The whole thing reminds me of the aftermath of political victories -- particularly close ones. If it hadn't been for the black vote, or the Jewish vote, or the women's vote, or the gay vote, the candidate would have lost. True, but true as well that the candidate would have been defeated without the votes of whites, Christians, straights and men.
"Victory," to quote Italy's infamous Count Galeazzo Ciano, "finds a hundred fathers, but defeat is an orphan."
One of the "fathers" of the American World Cup success is the huge promotional machinery during the playoffs. The publicity didn't produce the victory, of course; it merely made us care.
I am a prime example. I'm not that much of a soccer fan, though I'm convinced that soccer players are among the best all-around athletes in sport. I watched a little bit of the Men's World Cup five years ago, but never for more than five or 10 minutes at a time. I knew these were superb athletes, playing what must be the only game widely played by Asians, Africans, Europeans and throughout the Americas. It was important, I knew, but it was boring.
I watched a fair amount of the Women's World Cup this time, and I'm not sure I missed as much as five minutes of the two hours preceding the shootout of Saturday's finals. And I found the whole thing exciting, riveting, occasionally thrilling.
Why? Because I'd been manipulated into caring. Title IX had its role, but so did promotion. It was promotion that got me interested, that filled the Rose Bowl with 90,000 fans, that brought men and boys as well as women and girls to admiring attention. I'll bet you more Washington men watched Saturday's final than have ever watched D.C. United of the men's professional soccer league. I'll bet as well they can name more players on the Women's World Cup team than on the men's professional entry.
As ESPN/ABC sportscaster Robin Roberts noted, America is experiencing culture change. Men are openly admiring of female athletes -- not for their looks but for their game. Boys as well as girls can look at a Brandi, a Michelle or a Briana and see a role model.
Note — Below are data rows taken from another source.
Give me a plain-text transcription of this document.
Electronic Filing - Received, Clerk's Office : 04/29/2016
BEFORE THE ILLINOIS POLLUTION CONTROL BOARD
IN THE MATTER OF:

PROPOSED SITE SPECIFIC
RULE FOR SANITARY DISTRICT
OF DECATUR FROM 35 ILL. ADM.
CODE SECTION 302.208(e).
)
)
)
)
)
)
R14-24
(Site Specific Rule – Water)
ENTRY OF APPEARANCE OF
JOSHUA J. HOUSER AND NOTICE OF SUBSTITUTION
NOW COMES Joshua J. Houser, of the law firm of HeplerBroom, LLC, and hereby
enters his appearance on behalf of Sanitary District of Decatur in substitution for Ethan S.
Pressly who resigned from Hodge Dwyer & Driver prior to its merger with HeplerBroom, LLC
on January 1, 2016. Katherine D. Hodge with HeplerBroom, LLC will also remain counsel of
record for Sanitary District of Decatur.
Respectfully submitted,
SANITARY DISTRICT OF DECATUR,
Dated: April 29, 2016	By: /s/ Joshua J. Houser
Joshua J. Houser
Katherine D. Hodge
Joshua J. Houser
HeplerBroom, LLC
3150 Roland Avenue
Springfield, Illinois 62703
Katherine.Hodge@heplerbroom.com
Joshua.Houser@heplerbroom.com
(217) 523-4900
That's a part of what comes out of the World Cup victory. Another is that, for all this business about what particular thing or player accounts for the team's success, the fact is that the women are a damned fine team.
There may have been stars on the Rose Bowl field, but no ball hogs.
One last thought: If the Chinese goalie had deflected an American's penalty kick and all five Chinese kickers had scored on Scurry, would we be talking about Title IX or grit or even missed opportunities during the first 90 minutes of play? I doubt it. We'd be clucking our sympathy over "poor Briana" and how awful she must feel.
But let's not even think of that. Defeat is too lonely. Let's just savor "our" splendid victory.